Robert Maillard

Robert Maillard, né le 20 décembre 1924 à Dijon, mort à Paris le 14 mars 2011.
Son éducation dès l’âge de quatre ans chez les jésuites, à Dôle, une éducation spartiate sur le plan disciplinaire mais très riche sur le plan intellectuel, l’a doté d’une « armature » à toute épreuve.
Septembre 1939 : la guerre est déclarée. C’est l’exode, puis le retour à Dijon. Il n’ira plus chez les jésuites ; plus question de religion. Avec son baccalauréat en poche, il s’inscrit à la faculté des Lettres, où les premiers cours de latin portent sur la reconstitution de vers perdus d’un illustre inconnu, ayant pour thème le retour à la terre. Sa réaction ne tarde pas : il ne mettra plus les pieds dans cette faculté et étudiera seul, (grâce aux emprunts d’ouvrages à la Bibliothèque municipale) tout ce qui l’intéresse, de la civilisation égyptienne aux arts plastiques, en passant par la littérature, le théâtre, le cinéma. Il passe donc un accord avec sa mère (veuve depuis 1938 et qui n’est pas riche), par lequel il promet de gagner sa vie dès que possible. Promesse tenue.
Ainsi, durant quelques années, il travaille chez lui le matin et reçoit, l’après-midi, une petite bande de copains amoureux de littérature et de poésie. Lorsque les échanges ne suffisent pas, il fait des synthèses, dicte un « exposé » improvisé sur Baudelaire, Gide, Fargue ou Joyce.
Un jour, il lit dans la NRF quatre vers d’un poète nommé Robert Ganzo. C’est le coup de foudre.

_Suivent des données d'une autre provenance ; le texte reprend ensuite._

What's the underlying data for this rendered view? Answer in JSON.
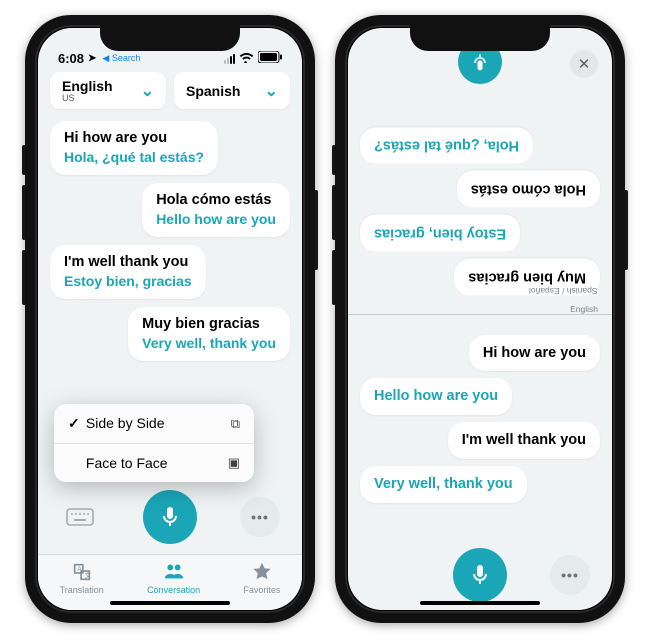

Il lui écrit aussitôt, reçoit une réponse tardive, et ce sera le départ d’une relation de maître à disciple, qui deviendra presque quotidienne lorsque le disciple viendra habiter à Paris dès la fin de la guerre. Commence alors sa vie de travailleur (salarié seulement en 1950) dans l’édition.
Toutefois, c’est la poésie qui ne cesse de le hanter. Le maître (Ganzo), exigeant et intransigeant, l’a certes « paralysé » durant de longues années, mais c’est un autre coup de foudre, sentimental celui-là, qui marquera le début d’une série de poèmes, dont le plus important, Errance, sera magnifiquement édité par l’Imprimerie nationale, en 1955.
Après plusieurs interruptions, les braises se rallumeront au crépuscule de cette vie hors du commun, malgré de sérieux problèmes de santé. La veille de sa mort il procède au choix définitif de textes jugés dignes par lui d’être publiés. Nous avons respecté ce choix, de même que le titre, en réalisant Proses, un vrai/faux livre que vous pouvez lire intégralement dans la rubrique « POÉSIE ».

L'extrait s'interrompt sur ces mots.